- Born: April 1981 (age 45) Bentonville, Arkansas, U.S.
- Education: University of Colorado Boulder; Georgetown University Law Center (JD);
- Occupations: Attorney; businessman;
- Spouse: Kelly Rohrbach ​(m. 2019)​
- Children: 1
- Parents: Jim Walton (father); Lynne McNabb (mother);
- Relatives: Sam Walton (paternal grandfather); Helen Walton (paternal grandmother); S. Robson Walton (paternal uncle); John T. Walton (paternal uncle); Alice Walton (paternal aunt);

= Steuart Walton =

American attorney and businessman (born 1981)

Steuart Walton (born 1981) is an American attorney and businessman. Born into the billionaire Walton family, he is a director of Walmart, the world's largest company by revenue, co-founder of private equity firm RZC Investments, which bought British cycling brand Rapha in 2017, and founder of Game Composites, a composite aircraft manufacturer.

==Early life==
Walton was born in 1981 in Bentonville, Arkansas. He is the son of Lynne McNabb and Jim Walton, a former director of Walmart. His paternal grandfather, Sam Walton, was the founder of Walmart.

Walton graduated from the University of Colorado Boulder with a degree in business administration. He earned a Juris Doctor degree from the Georgetown University Law Center.

==Career==
In 2004, Walton worked for Republican Senator Peter Fitzgerald. He subsequently worked for a law firm in Santiago, Chile. From 2007 to 2010, Walton was a lawyer at Allen & Overy.

Afterward, Walton worked in Walmart's mergers and acquisitions division, as well as the company's Carnaby Street office in London. He left Walmart in 2013 to found a company. Walton, who is also a pilot, in 2013 founded Game Composites, a composite aircraft manufacturer in Northwest Arkansas, and serves as its chairman.

Walton joined the board of Walmart on June 3, 2016.

Walton and his brother, Tom Walton, co-founded an investment company, RZC Investments. The company bought a majority stake of British bikewear business Rapha in August 2017, in addition to investing in road-bike maker Allied Cycle Works.

==Philanthropy==
Walton and his brother, Tom Walton, who are mountain biking enthusiasts, were influential in the Walton Family Foundation's charitable contribution to establish the Razorback Regional Greenway in 2015. In 2016, they also played a role in the foundation's US$20,000 donation for the expansion of a garden at the Samaritan Community Center in Bentonville.

Walton helped Bentonville, Arkansas, become host city for the 2016 International Mountain Bicycling Association World Summit. Also in 2016, Steuart and Tom Walton launched the Innovation Competition to focus on healthy living and strong downtowns in Benton County, Arkansas.

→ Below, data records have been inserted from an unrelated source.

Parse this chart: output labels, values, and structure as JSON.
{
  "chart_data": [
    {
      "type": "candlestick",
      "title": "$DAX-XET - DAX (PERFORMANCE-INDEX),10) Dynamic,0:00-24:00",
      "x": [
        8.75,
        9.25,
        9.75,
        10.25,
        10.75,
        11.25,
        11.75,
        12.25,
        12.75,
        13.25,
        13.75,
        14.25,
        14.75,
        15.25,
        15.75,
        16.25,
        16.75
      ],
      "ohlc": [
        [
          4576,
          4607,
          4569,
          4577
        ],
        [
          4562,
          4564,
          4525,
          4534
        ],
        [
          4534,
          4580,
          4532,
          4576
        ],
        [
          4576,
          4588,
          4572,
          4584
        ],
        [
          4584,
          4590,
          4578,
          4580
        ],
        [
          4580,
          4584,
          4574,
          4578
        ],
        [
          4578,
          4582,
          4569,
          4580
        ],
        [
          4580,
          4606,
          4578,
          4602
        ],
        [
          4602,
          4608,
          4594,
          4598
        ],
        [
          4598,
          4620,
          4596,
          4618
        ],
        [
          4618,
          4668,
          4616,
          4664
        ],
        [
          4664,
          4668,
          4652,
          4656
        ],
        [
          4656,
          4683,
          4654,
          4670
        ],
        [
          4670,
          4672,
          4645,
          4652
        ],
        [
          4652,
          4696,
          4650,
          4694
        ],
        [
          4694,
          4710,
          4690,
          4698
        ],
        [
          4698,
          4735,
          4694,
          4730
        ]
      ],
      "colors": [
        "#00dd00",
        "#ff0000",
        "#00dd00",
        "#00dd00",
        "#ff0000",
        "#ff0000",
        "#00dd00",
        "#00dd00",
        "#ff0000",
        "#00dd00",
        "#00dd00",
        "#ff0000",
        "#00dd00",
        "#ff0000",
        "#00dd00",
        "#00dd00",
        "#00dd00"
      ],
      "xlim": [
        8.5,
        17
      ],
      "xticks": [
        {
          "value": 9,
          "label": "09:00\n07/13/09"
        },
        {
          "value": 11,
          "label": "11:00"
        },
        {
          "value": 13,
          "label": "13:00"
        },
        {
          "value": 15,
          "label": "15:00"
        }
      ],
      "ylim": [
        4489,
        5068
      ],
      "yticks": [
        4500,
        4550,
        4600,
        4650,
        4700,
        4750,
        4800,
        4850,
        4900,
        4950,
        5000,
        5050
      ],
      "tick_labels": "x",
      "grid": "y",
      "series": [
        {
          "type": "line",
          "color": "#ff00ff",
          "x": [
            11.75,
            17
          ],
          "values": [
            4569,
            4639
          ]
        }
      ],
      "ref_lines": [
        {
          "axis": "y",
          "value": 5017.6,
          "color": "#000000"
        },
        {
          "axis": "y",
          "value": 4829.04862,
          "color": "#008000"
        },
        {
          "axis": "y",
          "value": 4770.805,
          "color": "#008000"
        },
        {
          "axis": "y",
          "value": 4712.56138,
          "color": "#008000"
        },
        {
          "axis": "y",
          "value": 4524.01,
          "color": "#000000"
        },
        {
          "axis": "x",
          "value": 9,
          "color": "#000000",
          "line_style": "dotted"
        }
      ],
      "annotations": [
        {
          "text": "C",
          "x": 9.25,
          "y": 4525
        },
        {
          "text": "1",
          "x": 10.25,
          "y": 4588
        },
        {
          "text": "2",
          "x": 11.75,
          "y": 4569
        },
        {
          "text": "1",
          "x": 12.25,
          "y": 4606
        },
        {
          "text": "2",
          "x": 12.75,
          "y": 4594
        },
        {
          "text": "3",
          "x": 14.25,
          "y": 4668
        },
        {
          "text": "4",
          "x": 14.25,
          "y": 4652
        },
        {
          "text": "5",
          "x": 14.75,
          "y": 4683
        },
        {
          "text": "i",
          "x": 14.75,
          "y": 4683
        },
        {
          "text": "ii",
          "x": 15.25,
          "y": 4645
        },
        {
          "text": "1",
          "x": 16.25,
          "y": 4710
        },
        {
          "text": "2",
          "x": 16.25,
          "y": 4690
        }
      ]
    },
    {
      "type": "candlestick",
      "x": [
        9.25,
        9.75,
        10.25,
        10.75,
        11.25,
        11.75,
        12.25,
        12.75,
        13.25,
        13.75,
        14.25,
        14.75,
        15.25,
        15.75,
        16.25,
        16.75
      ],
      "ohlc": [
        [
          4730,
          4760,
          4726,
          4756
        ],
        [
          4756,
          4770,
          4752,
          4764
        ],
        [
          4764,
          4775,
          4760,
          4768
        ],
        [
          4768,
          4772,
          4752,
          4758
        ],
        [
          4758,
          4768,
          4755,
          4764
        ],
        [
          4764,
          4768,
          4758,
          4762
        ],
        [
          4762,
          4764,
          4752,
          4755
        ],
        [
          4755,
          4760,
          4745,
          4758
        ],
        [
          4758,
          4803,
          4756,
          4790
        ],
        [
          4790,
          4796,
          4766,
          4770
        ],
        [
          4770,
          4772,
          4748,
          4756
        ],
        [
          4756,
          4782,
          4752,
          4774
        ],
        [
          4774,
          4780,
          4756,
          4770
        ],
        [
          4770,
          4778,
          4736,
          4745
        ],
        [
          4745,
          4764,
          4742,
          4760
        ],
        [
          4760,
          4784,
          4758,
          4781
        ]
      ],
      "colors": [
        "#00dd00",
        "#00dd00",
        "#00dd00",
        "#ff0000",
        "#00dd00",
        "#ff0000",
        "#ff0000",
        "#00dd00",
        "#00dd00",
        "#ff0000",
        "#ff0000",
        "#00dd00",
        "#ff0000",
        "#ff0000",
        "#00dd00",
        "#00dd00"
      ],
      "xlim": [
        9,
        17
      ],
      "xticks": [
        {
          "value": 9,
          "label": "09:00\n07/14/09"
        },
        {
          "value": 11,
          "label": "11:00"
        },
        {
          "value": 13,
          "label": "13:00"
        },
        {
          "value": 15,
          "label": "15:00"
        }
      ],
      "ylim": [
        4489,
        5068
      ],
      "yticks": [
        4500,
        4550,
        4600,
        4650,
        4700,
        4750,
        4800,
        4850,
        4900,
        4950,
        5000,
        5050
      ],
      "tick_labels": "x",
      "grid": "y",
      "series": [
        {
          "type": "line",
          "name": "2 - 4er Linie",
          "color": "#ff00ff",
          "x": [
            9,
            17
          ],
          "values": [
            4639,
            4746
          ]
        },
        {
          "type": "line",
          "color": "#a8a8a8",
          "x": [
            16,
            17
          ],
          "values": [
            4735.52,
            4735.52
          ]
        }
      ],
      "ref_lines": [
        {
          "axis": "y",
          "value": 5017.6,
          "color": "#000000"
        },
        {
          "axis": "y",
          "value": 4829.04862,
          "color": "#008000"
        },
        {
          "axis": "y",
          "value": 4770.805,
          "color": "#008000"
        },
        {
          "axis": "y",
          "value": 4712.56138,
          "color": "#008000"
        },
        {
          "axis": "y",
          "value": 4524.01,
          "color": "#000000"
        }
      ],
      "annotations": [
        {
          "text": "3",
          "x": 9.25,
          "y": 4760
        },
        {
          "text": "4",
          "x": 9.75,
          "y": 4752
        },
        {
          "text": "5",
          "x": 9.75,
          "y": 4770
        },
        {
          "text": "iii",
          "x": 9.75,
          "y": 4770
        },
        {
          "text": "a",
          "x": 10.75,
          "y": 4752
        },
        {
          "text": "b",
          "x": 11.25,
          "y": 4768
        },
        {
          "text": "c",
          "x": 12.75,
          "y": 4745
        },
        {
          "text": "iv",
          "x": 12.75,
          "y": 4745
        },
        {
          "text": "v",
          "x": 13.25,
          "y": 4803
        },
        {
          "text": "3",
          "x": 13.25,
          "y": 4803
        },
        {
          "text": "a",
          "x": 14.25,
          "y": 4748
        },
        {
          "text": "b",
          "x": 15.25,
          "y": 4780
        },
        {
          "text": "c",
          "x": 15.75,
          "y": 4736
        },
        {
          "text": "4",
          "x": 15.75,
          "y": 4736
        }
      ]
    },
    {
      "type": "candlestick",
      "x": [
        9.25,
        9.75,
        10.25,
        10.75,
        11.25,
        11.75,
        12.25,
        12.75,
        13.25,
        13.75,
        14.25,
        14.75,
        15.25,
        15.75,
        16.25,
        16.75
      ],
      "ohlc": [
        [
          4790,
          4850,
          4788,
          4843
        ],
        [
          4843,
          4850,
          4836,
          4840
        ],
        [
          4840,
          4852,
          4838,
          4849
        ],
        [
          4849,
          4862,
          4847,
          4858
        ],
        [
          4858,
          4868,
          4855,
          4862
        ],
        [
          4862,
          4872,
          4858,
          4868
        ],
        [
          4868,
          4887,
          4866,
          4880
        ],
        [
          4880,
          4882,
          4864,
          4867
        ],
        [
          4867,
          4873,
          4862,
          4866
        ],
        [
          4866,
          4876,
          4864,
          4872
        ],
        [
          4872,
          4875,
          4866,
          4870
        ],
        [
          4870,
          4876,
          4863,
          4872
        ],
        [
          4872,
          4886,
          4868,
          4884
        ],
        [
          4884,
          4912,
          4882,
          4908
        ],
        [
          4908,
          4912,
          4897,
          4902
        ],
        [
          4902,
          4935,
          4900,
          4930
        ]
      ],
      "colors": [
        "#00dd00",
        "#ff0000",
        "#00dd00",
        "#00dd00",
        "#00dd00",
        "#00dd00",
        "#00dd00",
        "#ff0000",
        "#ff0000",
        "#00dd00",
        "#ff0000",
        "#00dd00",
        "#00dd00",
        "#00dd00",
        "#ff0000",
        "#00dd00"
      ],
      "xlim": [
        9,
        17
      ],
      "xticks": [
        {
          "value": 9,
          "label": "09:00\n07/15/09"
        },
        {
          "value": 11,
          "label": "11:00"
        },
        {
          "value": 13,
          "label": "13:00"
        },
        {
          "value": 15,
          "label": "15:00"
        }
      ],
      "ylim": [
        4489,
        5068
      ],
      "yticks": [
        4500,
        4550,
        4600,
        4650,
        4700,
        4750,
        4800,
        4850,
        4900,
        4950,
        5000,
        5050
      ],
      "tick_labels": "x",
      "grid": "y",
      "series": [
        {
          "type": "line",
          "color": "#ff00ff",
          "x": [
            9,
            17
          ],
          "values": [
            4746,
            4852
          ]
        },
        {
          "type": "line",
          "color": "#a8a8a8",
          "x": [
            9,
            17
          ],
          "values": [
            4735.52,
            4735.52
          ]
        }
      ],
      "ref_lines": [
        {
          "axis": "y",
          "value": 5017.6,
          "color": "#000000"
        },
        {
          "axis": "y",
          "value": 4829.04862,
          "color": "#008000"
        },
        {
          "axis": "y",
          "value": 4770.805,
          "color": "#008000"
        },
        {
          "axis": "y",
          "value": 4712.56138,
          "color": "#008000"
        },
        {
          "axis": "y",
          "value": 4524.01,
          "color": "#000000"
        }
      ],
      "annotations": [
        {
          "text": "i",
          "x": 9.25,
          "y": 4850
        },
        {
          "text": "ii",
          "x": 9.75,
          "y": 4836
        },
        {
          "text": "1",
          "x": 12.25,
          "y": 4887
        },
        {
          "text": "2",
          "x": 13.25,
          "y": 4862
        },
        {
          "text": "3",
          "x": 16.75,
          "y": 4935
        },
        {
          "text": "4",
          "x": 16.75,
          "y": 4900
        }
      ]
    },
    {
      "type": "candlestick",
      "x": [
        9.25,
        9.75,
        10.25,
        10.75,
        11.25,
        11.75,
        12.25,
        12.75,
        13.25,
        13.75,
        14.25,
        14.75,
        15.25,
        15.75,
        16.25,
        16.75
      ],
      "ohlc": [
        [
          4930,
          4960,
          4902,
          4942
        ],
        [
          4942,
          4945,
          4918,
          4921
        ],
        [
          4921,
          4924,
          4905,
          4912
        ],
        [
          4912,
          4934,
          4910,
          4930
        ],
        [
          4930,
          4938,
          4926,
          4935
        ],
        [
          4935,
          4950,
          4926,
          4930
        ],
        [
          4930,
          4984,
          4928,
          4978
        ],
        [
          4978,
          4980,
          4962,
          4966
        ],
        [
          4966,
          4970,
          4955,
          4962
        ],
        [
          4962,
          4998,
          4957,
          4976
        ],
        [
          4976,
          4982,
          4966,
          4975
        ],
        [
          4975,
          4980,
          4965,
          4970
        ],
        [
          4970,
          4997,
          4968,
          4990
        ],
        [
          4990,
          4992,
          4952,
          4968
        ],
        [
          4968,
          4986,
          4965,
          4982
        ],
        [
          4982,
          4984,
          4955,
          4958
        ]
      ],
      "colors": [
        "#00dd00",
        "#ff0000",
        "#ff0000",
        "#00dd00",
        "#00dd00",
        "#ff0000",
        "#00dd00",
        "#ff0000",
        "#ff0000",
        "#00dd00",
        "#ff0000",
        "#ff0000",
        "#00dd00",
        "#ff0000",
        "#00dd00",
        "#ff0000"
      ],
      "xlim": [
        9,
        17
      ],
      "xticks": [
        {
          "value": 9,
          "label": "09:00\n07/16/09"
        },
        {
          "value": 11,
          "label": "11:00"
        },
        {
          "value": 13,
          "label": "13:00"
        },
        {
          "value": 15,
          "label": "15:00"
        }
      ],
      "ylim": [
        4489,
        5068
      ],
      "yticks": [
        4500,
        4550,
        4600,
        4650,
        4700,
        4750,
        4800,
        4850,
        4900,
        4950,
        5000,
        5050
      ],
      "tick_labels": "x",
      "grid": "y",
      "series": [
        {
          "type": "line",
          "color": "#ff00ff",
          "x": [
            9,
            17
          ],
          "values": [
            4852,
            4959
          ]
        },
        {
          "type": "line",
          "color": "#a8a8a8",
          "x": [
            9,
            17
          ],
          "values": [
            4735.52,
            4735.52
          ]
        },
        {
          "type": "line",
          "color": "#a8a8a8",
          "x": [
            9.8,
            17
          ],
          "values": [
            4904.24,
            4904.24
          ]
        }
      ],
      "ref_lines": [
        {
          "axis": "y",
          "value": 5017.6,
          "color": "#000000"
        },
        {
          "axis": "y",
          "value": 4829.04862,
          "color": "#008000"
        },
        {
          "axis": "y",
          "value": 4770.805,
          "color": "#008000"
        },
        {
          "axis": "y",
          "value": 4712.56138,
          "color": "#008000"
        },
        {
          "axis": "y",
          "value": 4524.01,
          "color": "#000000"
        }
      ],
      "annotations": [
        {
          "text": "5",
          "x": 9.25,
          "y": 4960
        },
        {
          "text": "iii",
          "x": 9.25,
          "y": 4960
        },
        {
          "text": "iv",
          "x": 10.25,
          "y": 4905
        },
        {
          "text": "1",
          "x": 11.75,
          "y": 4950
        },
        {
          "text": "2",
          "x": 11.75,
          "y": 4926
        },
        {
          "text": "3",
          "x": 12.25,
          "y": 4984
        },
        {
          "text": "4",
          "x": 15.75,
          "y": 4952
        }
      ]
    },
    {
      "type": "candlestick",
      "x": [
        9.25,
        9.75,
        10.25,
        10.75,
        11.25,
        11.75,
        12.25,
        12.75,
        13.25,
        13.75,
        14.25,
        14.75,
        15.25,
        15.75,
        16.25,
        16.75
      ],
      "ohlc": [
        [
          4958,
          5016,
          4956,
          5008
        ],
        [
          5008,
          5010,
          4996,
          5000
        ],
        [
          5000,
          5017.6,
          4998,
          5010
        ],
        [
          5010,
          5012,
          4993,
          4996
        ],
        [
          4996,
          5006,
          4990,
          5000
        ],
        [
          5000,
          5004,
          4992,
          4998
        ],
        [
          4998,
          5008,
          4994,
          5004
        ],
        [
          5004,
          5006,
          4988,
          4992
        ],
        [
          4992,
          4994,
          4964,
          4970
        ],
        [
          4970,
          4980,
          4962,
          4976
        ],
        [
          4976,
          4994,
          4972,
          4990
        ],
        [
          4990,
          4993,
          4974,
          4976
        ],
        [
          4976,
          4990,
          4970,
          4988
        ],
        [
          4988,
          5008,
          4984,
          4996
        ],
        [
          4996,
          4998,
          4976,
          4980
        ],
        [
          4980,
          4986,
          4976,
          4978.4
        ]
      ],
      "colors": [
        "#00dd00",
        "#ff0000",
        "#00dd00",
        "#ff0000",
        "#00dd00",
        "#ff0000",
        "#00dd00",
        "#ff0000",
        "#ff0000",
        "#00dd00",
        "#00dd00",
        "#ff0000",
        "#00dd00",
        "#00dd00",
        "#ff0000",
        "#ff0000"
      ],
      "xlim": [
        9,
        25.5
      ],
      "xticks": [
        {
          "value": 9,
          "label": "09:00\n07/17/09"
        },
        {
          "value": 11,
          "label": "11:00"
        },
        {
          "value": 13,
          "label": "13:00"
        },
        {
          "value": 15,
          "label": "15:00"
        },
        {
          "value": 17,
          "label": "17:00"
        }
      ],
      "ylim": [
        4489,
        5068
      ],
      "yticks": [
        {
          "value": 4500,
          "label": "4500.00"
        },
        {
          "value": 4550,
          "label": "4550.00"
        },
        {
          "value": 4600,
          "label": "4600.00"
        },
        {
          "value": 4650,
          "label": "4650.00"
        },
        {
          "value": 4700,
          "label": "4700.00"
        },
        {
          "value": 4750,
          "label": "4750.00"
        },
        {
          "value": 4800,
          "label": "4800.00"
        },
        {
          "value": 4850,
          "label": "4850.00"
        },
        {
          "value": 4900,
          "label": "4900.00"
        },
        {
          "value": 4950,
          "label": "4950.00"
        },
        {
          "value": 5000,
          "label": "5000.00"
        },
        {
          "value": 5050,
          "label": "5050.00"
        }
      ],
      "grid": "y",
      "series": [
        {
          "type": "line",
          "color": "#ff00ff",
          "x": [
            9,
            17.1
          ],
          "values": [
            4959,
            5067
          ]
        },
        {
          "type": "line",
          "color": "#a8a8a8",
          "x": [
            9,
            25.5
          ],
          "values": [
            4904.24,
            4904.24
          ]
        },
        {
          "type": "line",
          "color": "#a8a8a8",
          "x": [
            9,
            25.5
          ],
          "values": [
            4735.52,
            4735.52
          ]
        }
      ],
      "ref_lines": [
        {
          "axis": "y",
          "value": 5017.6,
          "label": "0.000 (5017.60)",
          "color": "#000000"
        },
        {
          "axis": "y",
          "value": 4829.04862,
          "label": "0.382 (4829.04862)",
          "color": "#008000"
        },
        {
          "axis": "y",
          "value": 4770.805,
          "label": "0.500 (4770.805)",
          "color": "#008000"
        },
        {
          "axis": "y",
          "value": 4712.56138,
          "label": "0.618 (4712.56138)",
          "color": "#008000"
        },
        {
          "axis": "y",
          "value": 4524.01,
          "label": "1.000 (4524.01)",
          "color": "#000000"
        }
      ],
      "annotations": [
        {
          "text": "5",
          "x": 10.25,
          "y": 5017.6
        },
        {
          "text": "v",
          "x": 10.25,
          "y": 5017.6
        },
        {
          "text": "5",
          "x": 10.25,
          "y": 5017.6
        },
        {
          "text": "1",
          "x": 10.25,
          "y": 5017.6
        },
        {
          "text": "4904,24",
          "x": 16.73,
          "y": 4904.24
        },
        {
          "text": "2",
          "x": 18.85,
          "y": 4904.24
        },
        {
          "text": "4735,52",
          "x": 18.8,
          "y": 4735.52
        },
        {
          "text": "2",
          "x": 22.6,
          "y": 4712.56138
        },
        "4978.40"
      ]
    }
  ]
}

Walton sits on the boards of directors of the Crystal Bridges Museum of American Art, Smithsonian National Air and Space Museum, and Leadership for Educational Equity.

Through their work with Crystal Bridges Museum of American Art, Steuart and Tom Walton oversaw a project renovating a 63,000-square-foot former Kraft cheese plant in Bentonville into "The Momentary," exhibit space for contemporary art, music, theater and film.

Walton spoke at the 2016 Aspen Ideas Festival about the benefits of bike trails.

In 2017, Walton and the Walton Family Foundation granted $787,000 to six Benton County cities to increase and diversify the region's tree canopy. The program allows the cities to plant large trees near trails, highways, parks, and other public places.

==Political activity==
In 2012, Walton donated to Keep Dollars in Benton County, an organization that advocated for the successful effort to allow retailers to sell alcohol in Benton County, Arkansas.

== Personal life ==
In 2019, Walton married actress and model Kelly Rohrbach.

Walton is a pilot and owns numerous warbirds including a Goodyear F2G Corsair and several North American P-51 Mustangs. In May 2020, Walton led a flyover over numerous cities in Arkansas to honor first responders during the COVID-19 pandemic.